The Health Ministry of Colombia decided to announced and declared that the drug Gleevec (Imatinib) should be of public interest, which obligates the pharmaceutical Novartis, the holder of the patent to establish a certain price to sell it in the market, a price which needs to be define by the Comisión Nacional de Precios de Medicamentos y Dispositivos.

Records of Imatinib in Colombia

Novartis has had several issues in Colombia with the legal procedure to protect the crystal beta patent, in order to claim the protection of the patent they had to follow a long legal precedence between 2003 and 2012 before Colombian courts (Council State), that at the end they agreed with the pharmaceutical and granted the title of the patent, after the refusal of the patent office of Colombia Superintendencia de Industria y Comercio).

Until 2012, Novartis used the rights that were granted with the title of the patent in Colombia. The patents are approved to reward all the effort and investment that an invention implies for science advances.

The legal problem behind the controversial decision

However, after almost 10 years in the procedure for obtaining the title of the patent, the Colombian Ministry of health decided to declare public interest the drug Gleveec that is used to treat leukemia. Such declaration seeks to limit the rights conferred by the patent.

In legal terms, by being a deprivation to the legitimate holder of the patent, declarations of this kind must strictly adhere to the legal requirements for their granting. Which in this case is not entirely clear, because as the president of Novartis for the Andean region said in a newspaper called El Tiempo, there has never been shortages, or a monopoly of the drug there’s four generics drugs of the product and the patients have access to the drug because it is included in the health insurance, reasons that most of the time are worth for the public interest declaratory action.

The Andean Decision 486 of 2000, an intellectual property law in force in Colombia, has a regime for the limitations on the rights conferred by a patent, the mechanisms provided there is the exceptional regime for compulsory licensing. Nevertheless, the Minister of Health, aware that the legal premises that would allow the granting of a mandatory license are not given, has opted to unilaterally fix the public sale price of this drug, a measure that will affect significantly the revenues of the exploitation of the drug in Colombia invented by Novartis.

The consequences of the decision

This controversial decision could have bigger effects than the problem the Ministry of Health was trying to solve, the disregard of the rights belonging to the patent title is a disincentive for inventors and patent holders in Colombia, which could provoke that the pharmaceutical companies prefer to avoid venturing into the Colombia market due to this kind of risks.  

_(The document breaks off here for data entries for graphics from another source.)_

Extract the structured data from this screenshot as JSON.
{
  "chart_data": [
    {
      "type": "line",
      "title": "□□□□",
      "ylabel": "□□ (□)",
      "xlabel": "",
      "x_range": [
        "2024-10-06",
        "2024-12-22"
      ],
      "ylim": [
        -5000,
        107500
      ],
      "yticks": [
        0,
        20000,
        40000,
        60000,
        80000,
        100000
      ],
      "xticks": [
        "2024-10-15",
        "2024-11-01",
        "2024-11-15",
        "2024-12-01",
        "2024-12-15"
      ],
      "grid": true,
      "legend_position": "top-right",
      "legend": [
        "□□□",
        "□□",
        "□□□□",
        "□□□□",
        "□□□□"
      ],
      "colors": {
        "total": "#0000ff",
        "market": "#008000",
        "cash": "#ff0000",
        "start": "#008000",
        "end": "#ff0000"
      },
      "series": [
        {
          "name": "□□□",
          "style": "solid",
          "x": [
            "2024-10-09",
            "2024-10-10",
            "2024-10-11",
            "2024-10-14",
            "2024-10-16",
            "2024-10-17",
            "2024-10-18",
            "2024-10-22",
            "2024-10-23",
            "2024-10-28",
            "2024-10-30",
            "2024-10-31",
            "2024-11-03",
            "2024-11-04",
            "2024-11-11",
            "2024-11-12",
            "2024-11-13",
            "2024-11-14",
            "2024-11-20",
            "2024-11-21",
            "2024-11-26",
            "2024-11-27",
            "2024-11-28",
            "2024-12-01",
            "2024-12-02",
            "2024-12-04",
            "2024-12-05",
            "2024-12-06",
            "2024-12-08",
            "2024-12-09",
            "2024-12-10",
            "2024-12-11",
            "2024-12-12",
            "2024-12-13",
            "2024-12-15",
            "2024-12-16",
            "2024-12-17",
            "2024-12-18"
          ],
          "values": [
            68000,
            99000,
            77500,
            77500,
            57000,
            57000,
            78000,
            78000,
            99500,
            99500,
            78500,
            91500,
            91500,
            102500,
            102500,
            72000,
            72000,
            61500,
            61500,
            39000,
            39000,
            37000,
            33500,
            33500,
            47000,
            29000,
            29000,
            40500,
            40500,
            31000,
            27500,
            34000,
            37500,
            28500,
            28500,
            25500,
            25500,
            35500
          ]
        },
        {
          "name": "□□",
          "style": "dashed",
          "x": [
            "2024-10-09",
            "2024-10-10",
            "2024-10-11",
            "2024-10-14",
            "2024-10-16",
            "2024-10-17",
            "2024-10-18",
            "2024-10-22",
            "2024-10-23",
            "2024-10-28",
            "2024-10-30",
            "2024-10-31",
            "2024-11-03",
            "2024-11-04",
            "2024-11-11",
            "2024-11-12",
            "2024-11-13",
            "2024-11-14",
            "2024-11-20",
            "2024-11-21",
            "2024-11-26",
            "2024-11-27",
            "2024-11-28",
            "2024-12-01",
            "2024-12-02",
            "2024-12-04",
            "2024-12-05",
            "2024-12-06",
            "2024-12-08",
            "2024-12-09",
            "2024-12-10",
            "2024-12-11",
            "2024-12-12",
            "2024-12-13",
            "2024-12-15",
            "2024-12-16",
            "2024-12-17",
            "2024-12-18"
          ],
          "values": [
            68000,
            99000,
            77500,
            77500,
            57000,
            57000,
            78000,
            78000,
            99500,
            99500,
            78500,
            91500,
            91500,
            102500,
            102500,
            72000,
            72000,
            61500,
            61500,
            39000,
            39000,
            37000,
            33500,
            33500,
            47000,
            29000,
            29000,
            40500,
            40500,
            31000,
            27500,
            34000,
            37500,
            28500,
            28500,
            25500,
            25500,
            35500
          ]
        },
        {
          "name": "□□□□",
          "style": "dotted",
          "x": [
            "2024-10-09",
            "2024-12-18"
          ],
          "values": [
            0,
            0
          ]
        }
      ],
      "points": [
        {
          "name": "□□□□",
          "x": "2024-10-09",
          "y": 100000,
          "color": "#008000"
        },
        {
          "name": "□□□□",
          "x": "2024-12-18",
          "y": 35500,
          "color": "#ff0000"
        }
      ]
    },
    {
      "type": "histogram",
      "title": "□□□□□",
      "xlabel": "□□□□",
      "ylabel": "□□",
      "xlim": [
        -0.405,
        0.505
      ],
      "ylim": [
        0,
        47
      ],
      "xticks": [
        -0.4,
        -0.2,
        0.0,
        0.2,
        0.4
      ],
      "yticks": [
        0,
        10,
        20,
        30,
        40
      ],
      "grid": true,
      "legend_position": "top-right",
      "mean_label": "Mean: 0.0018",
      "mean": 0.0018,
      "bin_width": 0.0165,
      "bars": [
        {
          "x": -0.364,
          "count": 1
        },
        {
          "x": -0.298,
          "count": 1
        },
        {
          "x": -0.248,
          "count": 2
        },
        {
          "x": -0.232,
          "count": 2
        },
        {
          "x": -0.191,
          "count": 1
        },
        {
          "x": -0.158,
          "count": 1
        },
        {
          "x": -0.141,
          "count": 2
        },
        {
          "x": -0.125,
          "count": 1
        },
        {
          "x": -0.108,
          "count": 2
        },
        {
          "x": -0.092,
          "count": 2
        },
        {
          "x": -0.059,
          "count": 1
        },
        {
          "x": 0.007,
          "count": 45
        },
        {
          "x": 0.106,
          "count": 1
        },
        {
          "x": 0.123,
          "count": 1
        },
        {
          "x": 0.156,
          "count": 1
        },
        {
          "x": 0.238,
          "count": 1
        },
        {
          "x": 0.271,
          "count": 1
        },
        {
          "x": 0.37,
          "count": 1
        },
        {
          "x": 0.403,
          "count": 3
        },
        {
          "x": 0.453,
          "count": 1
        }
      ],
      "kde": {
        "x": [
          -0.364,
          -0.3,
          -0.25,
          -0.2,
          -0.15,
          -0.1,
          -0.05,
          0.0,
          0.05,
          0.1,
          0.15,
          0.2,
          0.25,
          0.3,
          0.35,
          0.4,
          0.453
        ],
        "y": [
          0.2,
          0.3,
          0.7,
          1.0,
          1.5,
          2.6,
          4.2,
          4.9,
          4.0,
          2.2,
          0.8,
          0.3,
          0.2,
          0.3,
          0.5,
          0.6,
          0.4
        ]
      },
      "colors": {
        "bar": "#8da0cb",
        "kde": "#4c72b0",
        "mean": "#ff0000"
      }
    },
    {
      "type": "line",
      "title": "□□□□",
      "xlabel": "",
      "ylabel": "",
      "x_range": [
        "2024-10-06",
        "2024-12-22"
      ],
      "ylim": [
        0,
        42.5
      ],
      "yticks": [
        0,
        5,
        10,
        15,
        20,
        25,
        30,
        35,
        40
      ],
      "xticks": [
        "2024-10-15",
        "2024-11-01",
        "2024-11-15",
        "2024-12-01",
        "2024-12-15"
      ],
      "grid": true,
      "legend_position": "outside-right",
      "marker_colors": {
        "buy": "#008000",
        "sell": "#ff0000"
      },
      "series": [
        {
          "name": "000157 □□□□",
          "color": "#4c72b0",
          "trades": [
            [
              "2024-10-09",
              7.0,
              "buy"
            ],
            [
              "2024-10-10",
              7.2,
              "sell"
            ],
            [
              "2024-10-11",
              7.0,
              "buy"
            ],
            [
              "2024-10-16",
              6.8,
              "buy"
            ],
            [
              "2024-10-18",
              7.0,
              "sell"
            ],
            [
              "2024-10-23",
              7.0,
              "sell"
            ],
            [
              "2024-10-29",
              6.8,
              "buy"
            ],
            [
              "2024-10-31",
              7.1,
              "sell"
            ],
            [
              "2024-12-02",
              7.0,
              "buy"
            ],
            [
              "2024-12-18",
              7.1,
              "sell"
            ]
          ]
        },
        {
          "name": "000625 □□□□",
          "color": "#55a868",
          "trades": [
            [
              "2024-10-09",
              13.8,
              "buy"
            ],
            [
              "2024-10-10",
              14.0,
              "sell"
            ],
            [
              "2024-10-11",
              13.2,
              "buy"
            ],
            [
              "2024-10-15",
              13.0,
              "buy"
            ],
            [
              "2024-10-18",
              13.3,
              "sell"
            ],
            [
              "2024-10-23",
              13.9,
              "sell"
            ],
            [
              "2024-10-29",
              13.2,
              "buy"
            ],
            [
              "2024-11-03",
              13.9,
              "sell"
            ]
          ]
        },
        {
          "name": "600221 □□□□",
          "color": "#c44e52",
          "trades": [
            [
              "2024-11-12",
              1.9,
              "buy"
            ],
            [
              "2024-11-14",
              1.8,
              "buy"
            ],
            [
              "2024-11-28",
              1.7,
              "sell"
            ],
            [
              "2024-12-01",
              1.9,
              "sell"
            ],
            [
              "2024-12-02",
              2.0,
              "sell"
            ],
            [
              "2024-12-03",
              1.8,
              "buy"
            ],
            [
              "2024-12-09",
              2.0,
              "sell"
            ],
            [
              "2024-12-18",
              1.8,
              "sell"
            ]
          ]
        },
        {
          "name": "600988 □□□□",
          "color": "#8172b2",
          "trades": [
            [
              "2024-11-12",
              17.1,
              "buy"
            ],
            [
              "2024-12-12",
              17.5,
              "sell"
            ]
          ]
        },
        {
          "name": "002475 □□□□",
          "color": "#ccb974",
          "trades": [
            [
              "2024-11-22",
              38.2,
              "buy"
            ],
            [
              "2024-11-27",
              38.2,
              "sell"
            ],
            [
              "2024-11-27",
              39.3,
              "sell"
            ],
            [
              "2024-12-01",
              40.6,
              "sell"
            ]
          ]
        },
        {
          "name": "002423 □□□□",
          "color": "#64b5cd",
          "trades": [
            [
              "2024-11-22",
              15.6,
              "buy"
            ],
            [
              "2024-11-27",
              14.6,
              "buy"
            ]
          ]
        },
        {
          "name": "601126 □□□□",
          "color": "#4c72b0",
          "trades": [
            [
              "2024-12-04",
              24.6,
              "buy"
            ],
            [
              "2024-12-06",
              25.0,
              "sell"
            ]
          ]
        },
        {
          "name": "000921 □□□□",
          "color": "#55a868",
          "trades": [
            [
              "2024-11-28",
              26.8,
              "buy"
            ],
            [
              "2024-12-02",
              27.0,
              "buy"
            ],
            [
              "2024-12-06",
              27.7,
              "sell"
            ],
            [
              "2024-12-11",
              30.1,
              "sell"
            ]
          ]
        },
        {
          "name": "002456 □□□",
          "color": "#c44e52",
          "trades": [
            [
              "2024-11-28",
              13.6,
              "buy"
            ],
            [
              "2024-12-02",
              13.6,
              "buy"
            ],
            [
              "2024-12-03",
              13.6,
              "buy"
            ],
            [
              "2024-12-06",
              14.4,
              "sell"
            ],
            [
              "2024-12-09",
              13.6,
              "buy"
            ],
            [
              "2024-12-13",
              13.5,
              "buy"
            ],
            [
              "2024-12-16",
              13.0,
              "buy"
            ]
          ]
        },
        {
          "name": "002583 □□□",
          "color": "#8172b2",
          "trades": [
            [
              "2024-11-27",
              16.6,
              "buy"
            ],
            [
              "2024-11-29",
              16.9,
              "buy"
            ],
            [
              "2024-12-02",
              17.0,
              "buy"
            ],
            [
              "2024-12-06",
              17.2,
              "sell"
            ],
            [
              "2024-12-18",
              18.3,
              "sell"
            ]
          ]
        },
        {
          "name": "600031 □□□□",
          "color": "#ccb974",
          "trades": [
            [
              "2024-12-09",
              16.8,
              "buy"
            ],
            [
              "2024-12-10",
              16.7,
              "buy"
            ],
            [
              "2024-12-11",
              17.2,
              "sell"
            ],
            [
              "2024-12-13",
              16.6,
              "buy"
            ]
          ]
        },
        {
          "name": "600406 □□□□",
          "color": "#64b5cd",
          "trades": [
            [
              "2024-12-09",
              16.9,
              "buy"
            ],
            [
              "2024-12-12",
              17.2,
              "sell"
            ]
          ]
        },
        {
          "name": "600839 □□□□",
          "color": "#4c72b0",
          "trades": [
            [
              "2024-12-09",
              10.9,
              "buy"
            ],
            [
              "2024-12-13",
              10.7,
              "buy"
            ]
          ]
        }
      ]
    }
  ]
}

However, considering that the solution of the Ministry, does not find a clear basis in the Andean Decision 486, it may be sued before Colombian judges, who in the past have agreed with Novartis.

In the worst case scenarios, this measure could be considered an expropriation on behalf of the Colombian government regarding the rights that are granted with a patent, leaving the possibility to receive an international millionaire sue from the pharmaceutical before the International Centre for Settlement of Investment Disputes (ICSID).